Eine schnelle Lösung für die nach wie vor bestehenden Lieferengpässe bei vielen Arzneimitteln gebe es nicht. „Die Wahrheit ist, dass die Wirkstoffe, die wir nicht mehr in Europa produzieren, auch heute und morgen nicht hier produziert werden“, sagte Stamm-Fibich. Sie räumte ein, dass es schwierig sei, die europäische Arzneimittelproduktion kurzfristig wieder zu stärken. Leidtragende seien oft die Apotheken, die den Patienten erklären müssten, dass bestimmte Medikamente nicht verfügbar seien.
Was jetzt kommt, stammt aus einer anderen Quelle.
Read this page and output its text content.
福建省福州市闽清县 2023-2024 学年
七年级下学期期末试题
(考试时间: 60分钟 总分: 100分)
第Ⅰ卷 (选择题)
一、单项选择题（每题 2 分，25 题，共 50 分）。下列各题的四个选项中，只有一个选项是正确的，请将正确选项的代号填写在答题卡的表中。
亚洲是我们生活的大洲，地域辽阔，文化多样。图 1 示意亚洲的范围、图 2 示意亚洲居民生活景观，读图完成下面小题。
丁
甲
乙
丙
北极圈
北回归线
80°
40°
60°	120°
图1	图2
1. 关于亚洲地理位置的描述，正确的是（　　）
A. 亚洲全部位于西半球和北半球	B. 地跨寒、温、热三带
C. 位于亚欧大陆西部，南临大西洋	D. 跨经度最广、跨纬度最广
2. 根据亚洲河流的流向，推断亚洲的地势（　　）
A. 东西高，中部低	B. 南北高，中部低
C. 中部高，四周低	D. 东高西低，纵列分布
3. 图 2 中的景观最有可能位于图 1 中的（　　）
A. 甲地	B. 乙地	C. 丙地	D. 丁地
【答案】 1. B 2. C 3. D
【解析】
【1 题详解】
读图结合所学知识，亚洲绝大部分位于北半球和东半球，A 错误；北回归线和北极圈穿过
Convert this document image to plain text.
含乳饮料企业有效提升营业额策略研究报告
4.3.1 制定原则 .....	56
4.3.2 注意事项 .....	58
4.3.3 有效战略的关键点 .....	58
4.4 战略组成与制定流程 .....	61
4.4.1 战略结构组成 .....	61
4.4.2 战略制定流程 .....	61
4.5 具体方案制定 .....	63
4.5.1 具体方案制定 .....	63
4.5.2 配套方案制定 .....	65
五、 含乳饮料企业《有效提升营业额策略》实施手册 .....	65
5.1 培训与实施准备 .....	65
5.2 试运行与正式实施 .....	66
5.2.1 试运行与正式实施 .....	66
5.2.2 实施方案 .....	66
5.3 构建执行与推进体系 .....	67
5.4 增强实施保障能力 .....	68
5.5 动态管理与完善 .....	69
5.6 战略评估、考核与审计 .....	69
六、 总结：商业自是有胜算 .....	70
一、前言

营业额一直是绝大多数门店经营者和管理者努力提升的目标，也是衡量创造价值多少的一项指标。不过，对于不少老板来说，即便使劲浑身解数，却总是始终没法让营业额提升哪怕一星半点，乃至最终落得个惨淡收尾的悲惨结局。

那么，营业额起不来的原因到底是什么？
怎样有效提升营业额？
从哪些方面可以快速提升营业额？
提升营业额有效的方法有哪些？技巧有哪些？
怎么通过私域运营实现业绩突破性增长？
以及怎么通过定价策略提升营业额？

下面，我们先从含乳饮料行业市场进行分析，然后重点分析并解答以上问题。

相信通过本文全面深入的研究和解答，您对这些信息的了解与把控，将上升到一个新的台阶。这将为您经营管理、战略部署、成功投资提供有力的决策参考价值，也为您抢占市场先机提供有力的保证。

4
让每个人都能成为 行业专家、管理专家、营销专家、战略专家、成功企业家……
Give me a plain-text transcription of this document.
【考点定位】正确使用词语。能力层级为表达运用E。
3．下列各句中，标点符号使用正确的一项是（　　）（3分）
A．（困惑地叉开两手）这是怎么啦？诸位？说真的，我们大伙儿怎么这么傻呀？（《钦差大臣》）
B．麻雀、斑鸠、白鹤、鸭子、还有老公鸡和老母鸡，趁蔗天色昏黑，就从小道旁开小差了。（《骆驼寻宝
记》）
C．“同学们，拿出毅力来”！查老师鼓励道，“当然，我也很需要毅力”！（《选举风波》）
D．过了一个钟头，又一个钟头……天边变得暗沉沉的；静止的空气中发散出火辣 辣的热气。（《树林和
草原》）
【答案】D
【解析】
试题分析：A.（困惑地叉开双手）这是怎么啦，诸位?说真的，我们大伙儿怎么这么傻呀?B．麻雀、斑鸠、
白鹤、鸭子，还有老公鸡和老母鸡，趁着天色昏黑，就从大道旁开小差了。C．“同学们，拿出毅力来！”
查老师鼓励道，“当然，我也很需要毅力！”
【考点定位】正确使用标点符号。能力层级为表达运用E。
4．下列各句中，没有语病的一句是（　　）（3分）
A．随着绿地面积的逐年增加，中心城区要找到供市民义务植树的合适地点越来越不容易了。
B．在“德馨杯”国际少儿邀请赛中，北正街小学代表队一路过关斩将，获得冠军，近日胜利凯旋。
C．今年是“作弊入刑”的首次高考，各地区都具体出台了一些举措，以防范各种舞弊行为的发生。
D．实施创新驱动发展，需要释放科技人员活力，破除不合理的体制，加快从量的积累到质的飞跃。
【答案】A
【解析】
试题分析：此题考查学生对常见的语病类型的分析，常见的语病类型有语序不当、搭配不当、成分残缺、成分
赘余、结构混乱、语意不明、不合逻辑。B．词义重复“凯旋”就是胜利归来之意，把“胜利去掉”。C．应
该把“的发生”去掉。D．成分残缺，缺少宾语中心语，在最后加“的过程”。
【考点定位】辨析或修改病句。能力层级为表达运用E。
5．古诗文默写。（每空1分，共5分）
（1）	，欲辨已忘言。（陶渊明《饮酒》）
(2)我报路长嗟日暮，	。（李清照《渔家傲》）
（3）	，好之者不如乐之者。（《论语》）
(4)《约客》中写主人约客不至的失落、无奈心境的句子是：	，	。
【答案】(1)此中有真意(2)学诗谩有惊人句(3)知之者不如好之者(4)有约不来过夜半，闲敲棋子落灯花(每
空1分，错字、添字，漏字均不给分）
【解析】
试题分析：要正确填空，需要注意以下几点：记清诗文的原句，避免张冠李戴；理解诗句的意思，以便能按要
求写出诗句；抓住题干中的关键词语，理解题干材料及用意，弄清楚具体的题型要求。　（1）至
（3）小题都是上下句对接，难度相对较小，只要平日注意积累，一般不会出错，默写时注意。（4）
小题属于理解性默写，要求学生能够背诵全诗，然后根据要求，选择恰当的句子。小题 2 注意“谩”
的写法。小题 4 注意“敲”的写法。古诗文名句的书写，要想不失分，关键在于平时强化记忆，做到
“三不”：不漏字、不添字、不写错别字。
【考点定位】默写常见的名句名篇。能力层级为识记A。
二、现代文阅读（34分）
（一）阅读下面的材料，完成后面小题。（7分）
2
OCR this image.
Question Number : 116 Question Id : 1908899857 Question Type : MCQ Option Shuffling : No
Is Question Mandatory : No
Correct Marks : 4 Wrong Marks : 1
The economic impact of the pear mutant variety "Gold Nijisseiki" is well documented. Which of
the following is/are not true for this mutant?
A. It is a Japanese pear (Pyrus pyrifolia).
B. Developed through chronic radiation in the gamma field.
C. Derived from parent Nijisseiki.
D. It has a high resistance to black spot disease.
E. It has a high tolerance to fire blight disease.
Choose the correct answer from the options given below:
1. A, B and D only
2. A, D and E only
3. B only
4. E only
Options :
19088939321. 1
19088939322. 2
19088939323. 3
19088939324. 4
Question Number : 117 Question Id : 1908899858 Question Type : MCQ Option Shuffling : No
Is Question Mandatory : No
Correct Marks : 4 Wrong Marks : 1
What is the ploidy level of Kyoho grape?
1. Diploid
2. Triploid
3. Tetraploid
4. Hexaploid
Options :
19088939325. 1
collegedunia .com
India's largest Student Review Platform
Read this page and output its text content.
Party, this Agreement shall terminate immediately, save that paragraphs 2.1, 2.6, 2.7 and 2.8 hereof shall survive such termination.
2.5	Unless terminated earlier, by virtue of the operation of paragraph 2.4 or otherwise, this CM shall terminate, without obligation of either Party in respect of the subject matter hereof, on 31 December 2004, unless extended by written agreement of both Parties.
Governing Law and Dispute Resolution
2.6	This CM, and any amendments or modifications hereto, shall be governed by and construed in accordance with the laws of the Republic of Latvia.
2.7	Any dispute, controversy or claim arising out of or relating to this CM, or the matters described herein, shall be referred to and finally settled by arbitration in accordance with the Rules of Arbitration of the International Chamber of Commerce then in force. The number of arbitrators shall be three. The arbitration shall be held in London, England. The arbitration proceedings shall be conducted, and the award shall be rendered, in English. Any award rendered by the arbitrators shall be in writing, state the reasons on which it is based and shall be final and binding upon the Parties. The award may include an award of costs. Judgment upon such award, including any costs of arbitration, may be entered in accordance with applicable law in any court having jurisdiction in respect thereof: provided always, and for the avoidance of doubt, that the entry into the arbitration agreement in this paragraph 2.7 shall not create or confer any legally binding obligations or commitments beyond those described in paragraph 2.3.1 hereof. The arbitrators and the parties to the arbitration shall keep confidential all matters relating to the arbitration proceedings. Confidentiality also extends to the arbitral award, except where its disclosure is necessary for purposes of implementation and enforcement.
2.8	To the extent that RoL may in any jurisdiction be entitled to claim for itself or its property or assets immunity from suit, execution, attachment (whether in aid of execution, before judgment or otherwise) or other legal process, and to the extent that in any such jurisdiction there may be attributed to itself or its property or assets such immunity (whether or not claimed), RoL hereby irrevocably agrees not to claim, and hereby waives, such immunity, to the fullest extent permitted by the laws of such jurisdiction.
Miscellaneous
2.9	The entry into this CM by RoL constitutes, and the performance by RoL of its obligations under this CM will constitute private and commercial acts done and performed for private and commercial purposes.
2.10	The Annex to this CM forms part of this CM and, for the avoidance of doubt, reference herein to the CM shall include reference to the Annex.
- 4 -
Schmidt und Stamm-Fibich hatten in Herborn zu einer Diskussionsrunde über die Apothekenreform eingeladen.

Impfen und pDL

Stamm-Fibich lobte pharmazeutische Dienstleistungen (pDL) als wichtige Ergänzung der Versorgung, Apothekerinnen und Apotheker könnten hier einen wertvollen Beitrag leisten. Insbesondere die Medikationsanalyse hob sie hervor: „Das ist eine Chance und kann nur in der Apotheke stattfinden.“ Man müsse darüber sprechen, ob es zu viel Papierkram und zu wenig Personal gebe, „aber das ist die Art der Versorgung, die wir gerne bei ihnen sehen würden“.

Auch das Impfen in der Apotheke wollen die beiden Politikerinnen forcieren, auch wenn die Ärzte dagegen sind. Die Gesundheitsversorgung könne in Zukunft nur durch mehr Zusammenarbeit der verschiedenen Gesundheitsberufe getragen werden, betonen sie. Doch die Apotheker zeigten sich skeptisch: Zum einen seien die bürokratischen Hürden und der Aufwand zu hoch, zum anderen sei die Vergütung zu gering, um eine spürbare finanzielle Entlastung zu bringen. „Wie oft am Tag soll ich den Blutdruck messen“, fragte ein Apotheker. Außerdem fehle das Personal, weil die Apotheken zu wenig erwirtschaften, um bessere Löhne zahlen zu können.

Noch nicht am Ziel bei Retax

In Sachen Präqualifikation und Retaxation sei „am Ende nicht das herausgekommen, was die Intention von uns Parlamentariern war“. Das sehe auch ihr Kollege Dirk Heidenblut so. „Wir wollten das anders. Wir sind noch nicht da, wo wir hin wollen.“ Ein wenig habe sie aber das Entgegenkommen bereut, weil am nächsten Tag alle Sanitätshäuser bei ihr auf der Matte gestanden hätten und dies auch gefordert hätten. „Im Gesundheitssystem muss man leider sehen, dass keiner dem anderen etwas gönnt.“

Schmidt und Stamm-Fibich betonten zum Ende der Veranstaltung, dass das Feedback der Apotheker sehr wichtig sei. „Wenn uns Dinge beschrieben werden, dann versuchen wir das zu ändern. Wie bei der Präqualifikation: Das habe ich nur mitbekommen, weil es mir ein Apotheker geschildert hat.“

Und weiter: „Wir sind nicht Herr Lauterbach, wir sind das Parlament“, betonte Stamm-Fibich. Die mangelnde Kommunikation der Politik mit den Apotheken war zuvor von mehreren Seiten beklagt worden. Auch die eigene Standesvertretung wurde ins Visier genommen: Alte Strukturen müssten aufgebrochen werden, forderte eine Apothekerin mit Blick auf die Abda.